Dan juga yang merupakan kenyataannya adalah ide abstrak dan bukan pengalaman individual. Dalam sistem abstrak itu bahkan kesadaran manusia yang konkret hanyalah sebuah momen dalam dialektika Roh, bukan manusia yang sadar diri, melainkan Roh yang menyadari dirinya dalam manusia konkret itu atau individu. Karena itu juga Hegel memandang tinggi ide-ide kolektif. Sebab semakin objektif semakin benar dan semakin real lah ide-ide tersebut.
Dengan demikian yang makin benar adalah “kita” “ras” “zaman kita” “abad kita” “roh dunia” dan bukan “aku” atau “pikiranku” sedangkan motif pokok yang disebut eksistensi adalah cara manusia berada hanya manusialah yang bereksistensi. Bereksistensi harus diartikan secara dinamis, bereksistensi berarti menciptakan dirinya secara aktif.
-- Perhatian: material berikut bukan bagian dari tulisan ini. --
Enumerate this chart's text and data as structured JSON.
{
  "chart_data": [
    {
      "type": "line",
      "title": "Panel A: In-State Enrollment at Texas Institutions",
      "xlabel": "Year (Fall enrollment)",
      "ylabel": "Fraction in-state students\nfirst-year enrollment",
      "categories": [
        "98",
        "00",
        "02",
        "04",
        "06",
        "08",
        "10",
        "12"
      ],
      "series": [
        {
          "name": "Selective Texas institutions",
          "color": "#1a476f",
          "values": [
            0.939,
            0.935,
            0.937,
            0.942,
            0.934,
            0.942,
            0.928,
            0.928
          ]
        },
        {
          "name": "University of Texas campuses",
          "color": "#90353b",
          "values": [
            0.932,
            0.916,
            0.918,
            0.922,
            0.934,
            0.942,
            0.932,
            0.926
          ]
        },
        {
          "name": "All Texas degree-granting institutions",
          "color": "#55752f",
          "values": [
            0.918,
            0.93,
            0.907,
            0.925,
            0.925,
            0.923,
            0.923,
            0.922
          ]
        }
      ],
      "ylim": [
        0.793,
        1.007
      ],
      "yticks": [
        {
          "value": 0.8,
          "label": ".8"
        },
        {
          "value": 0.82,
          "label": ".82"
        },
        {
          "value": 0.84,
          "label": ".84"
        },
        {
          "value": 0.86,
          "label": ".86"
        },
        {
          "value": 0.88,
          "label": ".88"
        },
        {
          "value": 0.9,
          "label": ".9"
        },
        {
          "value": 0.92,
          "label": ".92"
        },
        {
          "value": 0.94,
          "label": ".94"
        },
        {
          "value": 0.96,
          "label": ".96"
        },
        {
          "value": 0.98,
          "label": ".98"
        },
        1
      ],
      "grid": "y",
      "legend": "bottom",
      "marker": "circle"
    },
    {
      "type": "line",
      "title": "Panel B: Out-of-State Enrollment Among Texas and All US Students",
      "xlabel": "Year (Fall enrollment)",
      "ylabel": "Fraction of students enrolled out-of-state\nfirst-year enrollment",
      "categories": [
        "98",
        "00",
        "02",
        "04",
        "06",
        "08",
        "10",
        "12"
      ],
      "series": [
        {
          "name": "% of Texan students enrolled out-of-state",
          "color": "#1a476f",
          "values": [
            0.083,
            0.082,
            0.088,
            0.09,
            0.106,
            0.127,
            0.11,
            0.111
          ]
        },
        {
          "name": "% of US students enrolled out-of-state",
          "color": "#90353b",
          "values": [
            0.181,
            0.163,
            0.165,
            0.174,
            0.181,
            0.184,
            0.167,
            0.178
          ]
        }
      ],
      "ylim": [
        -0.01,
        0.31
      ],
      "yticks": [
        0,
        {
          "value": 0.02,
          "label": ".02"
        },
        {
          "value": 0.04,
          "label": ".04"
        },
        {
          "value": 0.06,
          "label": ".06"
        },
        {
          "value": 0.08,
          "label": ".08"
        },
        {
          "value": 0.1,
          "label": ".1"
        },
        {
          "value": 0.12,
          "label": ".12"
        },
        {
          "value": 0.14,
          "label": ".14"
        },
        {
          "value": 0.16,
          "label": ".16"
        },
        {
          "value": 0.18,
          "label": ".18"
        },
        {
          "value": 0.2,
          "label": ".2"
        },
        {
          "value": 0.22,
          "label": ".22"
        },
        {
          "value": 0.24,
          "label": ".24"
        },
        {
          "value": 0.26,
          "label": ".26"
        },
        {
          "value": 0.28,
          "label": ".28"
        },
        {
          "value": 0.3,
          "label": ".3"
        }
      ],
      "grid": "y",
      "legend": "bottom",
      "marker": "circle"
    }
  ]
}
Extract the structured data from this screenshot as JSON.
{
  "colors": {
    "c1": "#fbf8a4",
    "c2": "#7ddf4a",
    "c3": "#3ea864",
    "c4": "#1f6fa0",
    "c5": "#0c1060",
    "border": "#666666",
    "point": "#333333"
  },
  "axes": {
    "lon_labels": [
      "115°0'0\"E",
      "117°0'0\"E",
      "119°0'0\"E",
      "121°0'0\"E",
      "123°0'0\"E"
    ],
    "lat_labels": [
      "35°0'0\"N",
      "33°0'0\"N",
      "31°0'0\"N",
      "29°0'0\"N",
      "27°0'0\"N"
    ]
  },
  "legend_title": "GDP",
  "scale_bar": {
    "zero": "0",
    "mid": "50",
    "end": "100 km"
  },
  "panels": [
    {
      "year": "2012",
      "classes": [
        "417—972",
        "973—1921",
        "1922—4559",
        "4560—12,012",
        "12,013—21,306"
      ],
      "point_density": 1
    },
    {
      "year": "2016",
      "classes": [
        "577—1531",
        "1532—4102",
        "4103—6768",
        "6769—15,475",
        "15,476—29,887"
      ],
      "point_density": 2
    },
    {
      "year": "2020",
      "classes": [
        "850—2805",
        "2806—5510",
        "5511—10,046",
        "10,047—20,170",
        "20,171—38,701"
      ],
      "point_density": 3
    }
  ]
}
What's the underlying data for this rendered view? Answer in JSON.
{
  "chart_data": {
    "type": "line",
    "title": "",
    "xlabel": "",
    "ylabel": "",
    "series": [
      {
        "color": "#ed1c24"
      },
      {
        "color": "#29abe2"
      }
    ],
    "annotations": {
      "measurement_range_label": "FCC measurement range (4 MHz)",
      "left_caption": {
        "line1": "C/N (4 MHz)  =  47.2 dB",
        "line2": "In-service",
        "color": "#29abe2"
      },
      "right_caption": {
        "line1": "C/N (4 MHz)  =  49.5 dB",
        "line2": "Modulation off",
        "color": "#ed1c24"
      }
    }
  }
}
Menurut saya, pemikiran atau keyakinan yang memiliki condong antipati terhadap agama, juga tuhan, bukanlah sesuatu yang ditimbulkan secara atas dasar kebencian sejak lahir. Tetapi, faktor pengalaman lah yang membuatnya demikian. Dan perenungan saya juga kembali memikirkan tentang konsep ateisme serta acnostik juga mengkorelasikannya dengan cuitan diatas tadi yaitu. Semuanya merupakan awal mula dari reaksi pengalaman yang dia lihat. Ia berani memberontak terhadap dirinya juga terhadap orang lain. Tetapi, dengan sadar atas konsekuensi. Proses historis agama dan Tuhan memang terkadang memabukkan, juga terkadang menentramkan, tapi yang pasti itu merupakan perjalanan yang dinamis. Sebab perjalanan menuju Tuhan bukanlah balapan, melainkan suatu proses yang harus dinikmati.
Tetapi jika saya menyimpulkan dan mempersonifikasi gagasan-gagasan diatas adalah bahwa saya percaya selama ini hubungan Tuhan dan manusia adalah ada secara roh dalam bentuk ide abstrak, tetapi Tuhan itu sendiri sejatinya dalah suatu ketiadaan Yang Esensial. Sebab sejauh pengalaman saya, bahwa Tuhan ini adalah suatu esensi mendahului eksistensi atas proyeksi dan dialektika Roh manusia.